Kim has made the same suggestion in town halls, homes, and refugee camps dozens of times while studying how simple tones evoke deep emotions like hope. But no matter where Kim, a senior lecturer of music composition at the University of Aberdeen, records the thrum, he finds that it releases tension. “You feel a sense of calmness,” he says. “It means the atmosphere is settling.”
Kim isn’t a psychologist or neurologist, but he has some pet theories about the factors at play here. He believes the soft noise reminds people of all that’s familiar, from the drone of traffic to soothing childhood lullabies. “Even if you don’t remember your parents humming, you can imagine it,” he says. “It’s the archetype of love.”
Then there’s the therapeutic effect it has on the body. To make the vocalization, you must close your mouth and fill it with a pleasant vibration (imagine a yogi drawing out the m in om).

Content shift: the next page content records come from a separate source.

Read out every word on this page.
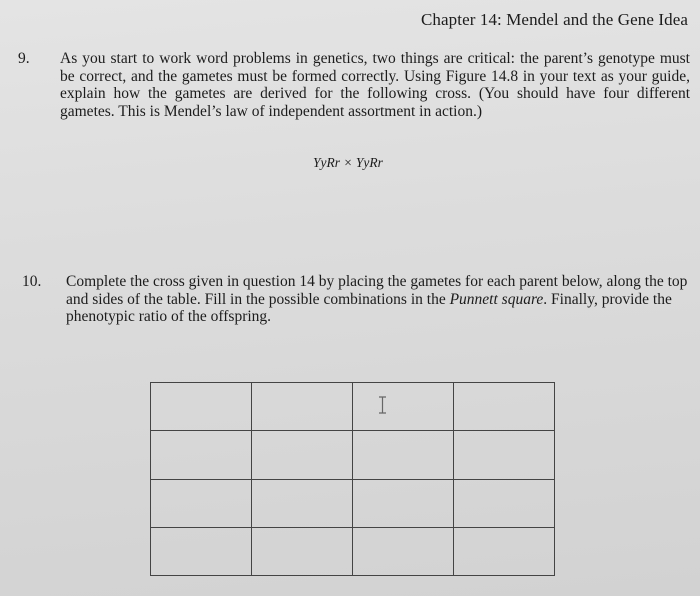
Chapter 14: Mendel and the Gene Idea
9. As you start to work word problems in genetics, two things are critical: the parent’s genotype must be correct, and the gametes must be formed correctly. Using Figure 14.8 in your text as your guide, explain how the gametes are derived for the following cross. (You should have four different gametes. This is Mendel’s law of independent assortment in action.)
YyRr × YyRr
10. Complete the cross given in question 14 by placing the gametes for each parent below, along the top and sides of the table. Fill in the possible combinations in the Punnett square. Finally, provide the phenotypic ratio of the offspring.
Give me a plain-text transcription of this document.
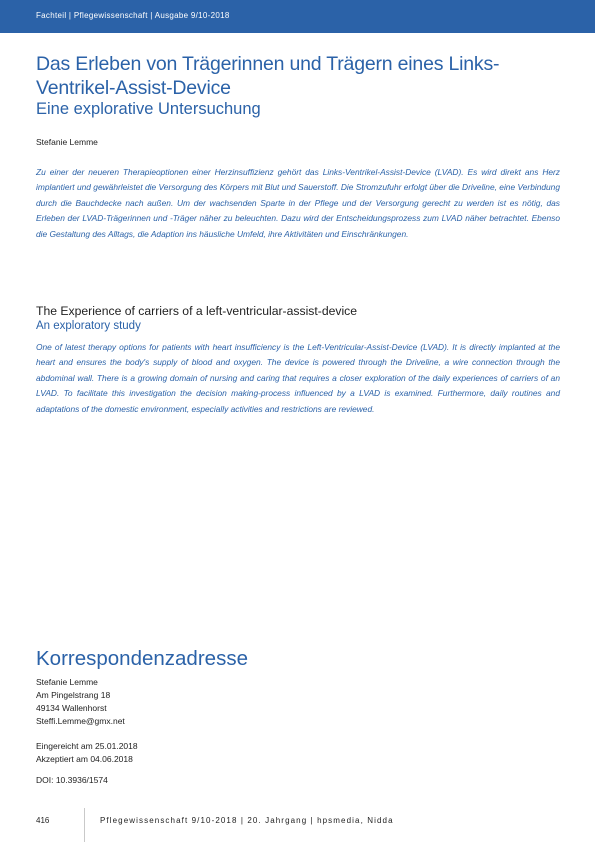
Fachteil | Pflegewissenschaft | Ausgabe 9/10-2018
Das Erleben von Trägerinnen und Trägern eines Links-Ventrikel-Assist-Device
Eine explorative Untersuchung
Stefanie Lemme

Zu einer der neueren Therapieoptionen einer Herzinsuffizienz gehört das Links-Ventrikel-Assist-Device (LVAD). Es wird direkt ans Herz implantiert und gewährleistet die Versorgung des Körpers mit Blut und Sauerstoff. Die Stromzufuhr erfolgt über die Driveline, eine Verbindung durch die Bauchdecke nach außen. Um der wachsenden Sparte in der Pflege und der Versorgung gerecht zu werden ist es nötig, das Erleben der LVAD-Trägerinnen und -Träger näher zu beleuchten. Dazu wird der Entscheidungsprozess zum LVAD näher betrachtet. Ebenso die Gestaltung des Alltags, die Adaption ins häusliche Umfeld, ihre Aktivitäten und Einschränkungen.

The Experience of carriers of a left-ventricular-assist-device
An exploratory study

One of latest therapy options for patients with heart insufficiency is the Left-Ventricular-Assist-Device (LVAD). It is directly implanted at the heart and ensures the body's supply of blood and oxygen. The device is powered through the Driveline, a wire connection through the abdominal wall. There is a growing domain of nursing and caring that requires a closer exploration of the daily experiences of carriers of an LVAD. To facilitate this investigation the decision making-process influenced by a LVAD is examined. Furthermore, daily routines and adaptations of the domestic environment, especially activities and restrictions are reviewed.

Korrespondenzadresse
Stefanie Lemme
Am Pingelstrang 18
49134 Wallenhorst
Steffi.Lemme@gmx.net
Eingereicht am 25.01.2018
Akzeptiert am 04.06.2018
DOI: 10.3936/1574
416	Pflegewissenschaft 9/10-2018 | 20. Jahrgang | hpsmedia, Nidda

The sound waves resonate through the jaw, sinuses, and brain, which physicians think might increase airflow and stabilize the heartbeat.
That can provide a measure of calm during sad or stressful times, or in moments of terror. “Sometimes people hum to thwart scary thoughts and build a cocoon of safety,” Kim says. “So on one end it can be serene and intimate, and on the other dark and otherworldly.” Either way, the composer finds it more soothing than any sonata or serenade he’s ever heard. Everything feels fine when the world is humming along.